Yes, the beneficiaries can take the remaining RMD of 2k from the inherited IRAs which remains. Note that the year of death RMD does not have to be taken in proportion by the beneficiaries. If one daughter needs the money and the other does not, the year of death RMD can be satisfied by the one that needs the money. I assume that each daughter has their own individual inherited IRA now, so deviating from the 50-50 split will not cause any accounting challenges.
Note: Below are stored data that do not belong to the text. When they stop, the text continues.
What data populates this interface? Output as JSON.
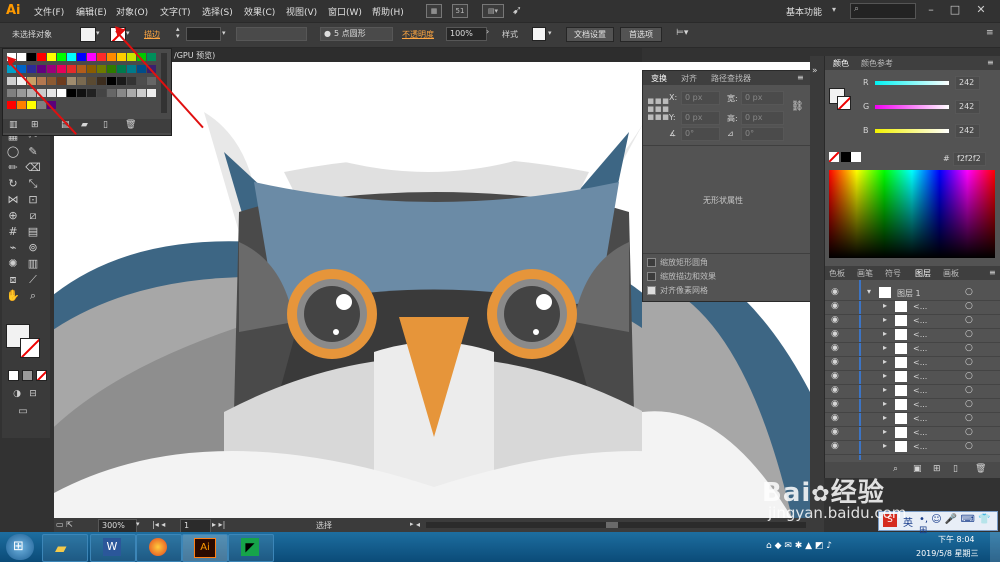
{
  "app": {
    "logo": "Ai"
  },
  "menu": [
    "文件(F)",
    "编辑(E)",
    "对象(O)",
    "文字(T)",
    "选择(S)",
    "效果(C)",
    "视图(V)",
    "窗口(W)",
    "帮助(H)"
  ],
  "menubar": {
    "workspace": "基本功能",
    "page_num": "51"
  },
  "control": {
    "no_selection": "未选择对象",
    "stroke_label": "描边",
    "brush": "5 点圆形",
    "opacity_label": "不透明度",
    "opacity_value": "100%",
    "style_label": "样式",
    "doc_setup": "文档设置",
    "prefs": "首选项"
  },
  "doc_tab": "/GPU 预览)",
  "transform_panel": {
    "tabs": [
      "变换",
      "对齐",
      "路径查找器"
    ],
    "x_label": "X:",
    "y_label": "Y:",
    "w_label": "宽:",
    "h_label": "高:",
    "x": "0 px",
    "y": "0 px",
    "w": "0 px",
    "h": "0 px",
    "rot": "0°",
    "shear": "0°",
    "empty": "无形状属性",
    "opts": [
      "缩放矩形圆角",
      "缩放描边和效果",
      "对齐像素网格"
    ]
  },
  "color_panel": {
    "tabs": [
      "颜色",
      "颜色参考"
    ],
    "r_label": "R",
    "g_label": "G",
    "b_label": "B",
    "r": "242",
    "g": "242",
    "b": "242",
    "hex_prefix": "#",
    "hex": "f2f2f2"
  },
  "layers_panel": {
    "tabs": [
      "色板",
      "画笔",
      "符号",
      "图层",
      "画板"
    ],
    "top_layer": "图层 1",
    "sublayer_label": "<..."
  },
  "status": {
    "zoom": "300%",
    "artboard": "1",
    "mode": "选择"
  },
  "taskbar": {
    "time": "下午 8:04",
    "date": "2019/5/8 星期三",
    "ime": "英"
  },
  "watermark": {
    "brand": "Bai",
    "brand_cn": "经验",
    "site": "jingyan.baidu.com"
  },
  "colors": {
    "owl_blue": "#6b8ba6",
    "owl_dark_blue": "#3d6684",
    "owl_dark": "#3d3d3d",
    "owl_grey": "#a5a5a5",
    "eye_ring": "#e6953a",
    "beak": "#e6953a",
    "annotation_red": "#e01010"
  }
}
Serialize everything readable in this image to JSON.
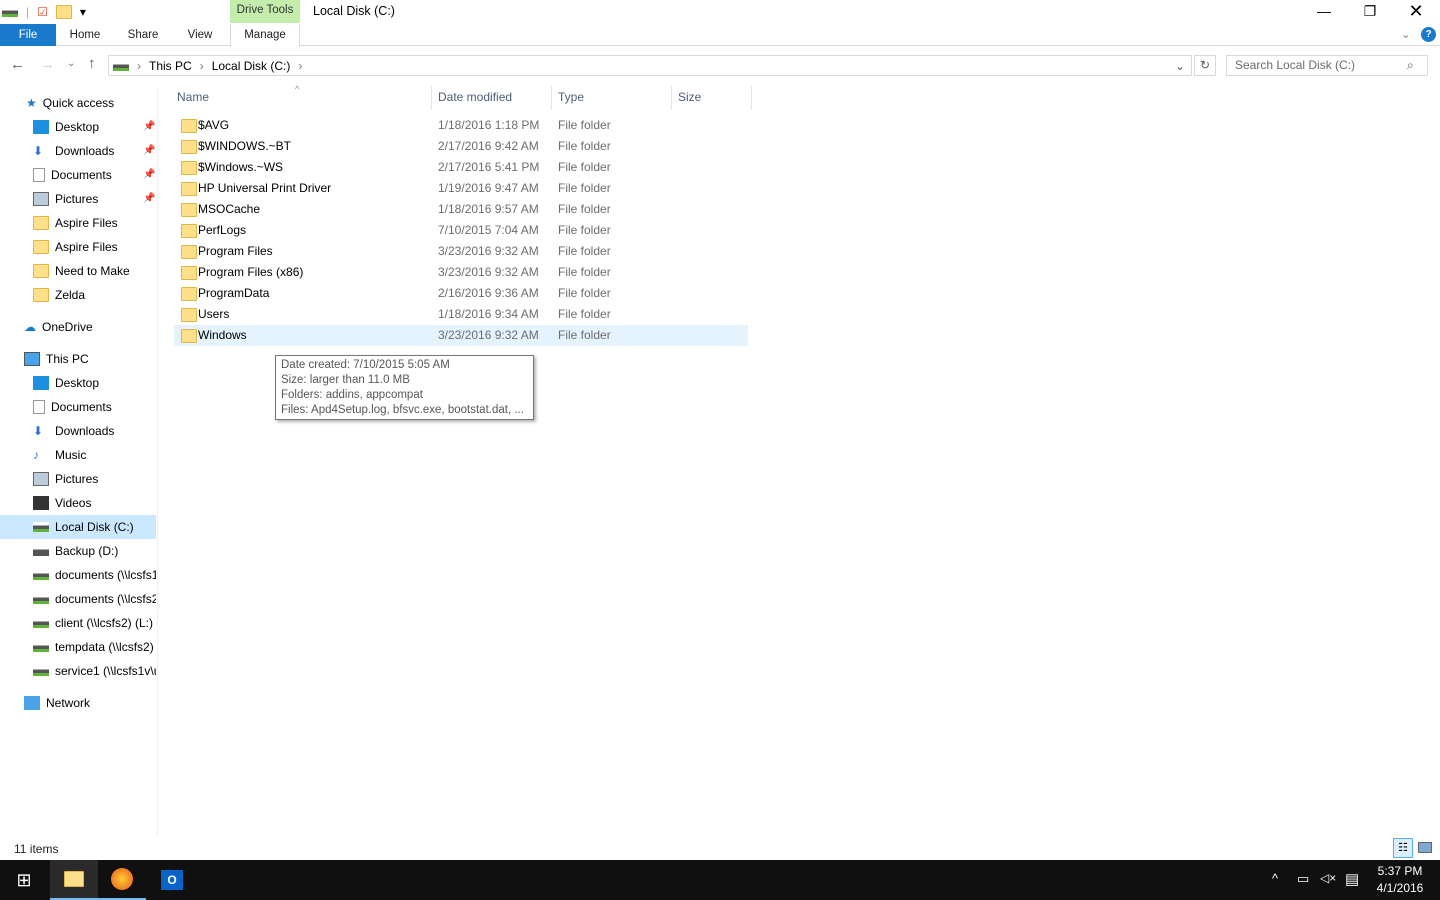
{
  "window": {
    "title": "Local Disk (C:)",
    "context_tab": "Drive Tools"
  },
  "ribbon": {
    "tabs": [
      "File",
      "Home",
      "Share",
      "View",
      "Manage"
    ]
  },
  "address": {
    "crumbs": [
      "This PC",
      "Local Disk (C:)"
    ],
    "search_placeholder": "Search Local Disk (C:)"
  },
  "sidebar": {
    "quick_access": "Quick access",
    "quick": [
      {
        "label": "Desktop",
        "pinned": true
      },
      {
        "label": "Downloads",
        "pinned": true
      },
      {
        "label": "Documents",
        "pinned": true
      },
      {
        "label": "Pictures",
        "pinned": true
      },
      {
        "label": "Aspire Files"
      },
      {
        "label": "Aspire Files"
      },
      {
        "label": "Need to Make"
      },
      {
        "label": "Zelda"
      }
    ],
    "onedrive": "OneDrive",
    "thispc": "This PC",
    "pc": [
      "Desktop",
      "Documents",
      "Downloads",
      "Music",
      "Pictures",
      "Videos",
      "Local Disk (C:)",
      "Backup (D:)",
      "documents (\\\\lcsfs1",
      "documents (\\\\lcsfs2",
      "client (\\\\lcsfs2) (L:)",
      "tempdata (\\\\lcsfs2)",
      "service1 (\\\\lcsfs1v\\u"
    ],
    "network": "Network"
  },
  "columns": [
    "Name",
    "Date modified",
    "Type",
    "Size"
  ],
  "files": [
    {
      "name": "$AVG",
      "date": "1/18/2016 1:18 PM",
      "type": "File folder"
    },
    {
      "name": "$WINDOWS.~BT",
      "date": "2/17/2016 9:42 AM",
      "type": "File folder"
    },
    {
      "name": "$Windows.~WS",
      "date": "2/17/2016 5:41 PM",
      "type": "File folder"
    },
    {
      "name": "HP Universal Print Driver",
      "date": "1/19/2016 9:47 AM",
      "type": "File folder"
    },
    {
      "name": "MSOCache",
      "date": "1/18/2016 9:57 AM",
      "type": "File folder"
    },
    {
      "name": "PerfLogs",
      "date": "7/10/2015 7:04 AM",
      "type": "File folder"
    },
    {
      "name": "Program Files",
      "date": "3/23/2016 9:32 AM",
      "type": "File folder"
    },
    {
      "name": "Program Files (x86)",
      "date": "3/23/2016 9:32 AM",
      "type": "File folder"
    },
    {
      "name": "ProgramData",
      "date": "2/16/2016 9:36 AM",
      "type": "File folder"
    },
    {
      "name": "Users",
      "date": "1/18/2016 9:34 AM",
      "type": "File folder"
    },
    {
      "name": "Windows",
      "date": "3/23/2016 9:32 AM",
      "type": "File folder"
    }
  ],
  "tooltip": [
    "Date created: 7/10/2015 5:05 AM",
    "Size: larger than 11.0 MB",
    "Folders: addins, appcompat",
    "Files: Apd4Setup.log, bfsvc.exe, bootstat.dat, ..."
  ],
  "status": "11 items",
  "clock": {
    "time": "5:37 PM",
    "date": "4/1/2016"
  },
  "colors": {
    "accent": "#1979ca",
    "drive_tools": "#c4ecab",
    "selection": "#cce8ff"
  }
}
Of course, this flexibillity only applies to the year of death RMD. For all years thereafter each daughter must take their own RMD from their inherited IRAs using their own life expectancies.



Thanks Alan!  I do have another question for you.  One of the daughters had that IRA #2 monies distributed to her, personally.  Then she turned around and deposited into the inherited IRA that she set up.  Now I’m not working with that daughter, but am I right that cannot be done?  I thought when a non-spouse bene wants to preserve the tax deferral of the deceased IRA, then they would have to do a direct transfer from custodian to custodian?  Can you please clarify?  Thank you! Alek



You are correct, an indirect rollover of a non spouse inherited IRA distribution is not allowed and there is no fix for this error. Assets can only be moved by direct trustee transfer. I suspect that she will report a rollover on line 15 of Form 1040 as she will receive a 1099R. The IRS may or may not determine that the inherited IRA was for a non spouse rather than a surviving spouse. If they catch this, the distribution will be fully taxable and the inherited IRA balance will be treated as an excess contribution. There is no statute of limitations for an excess IRA contribution.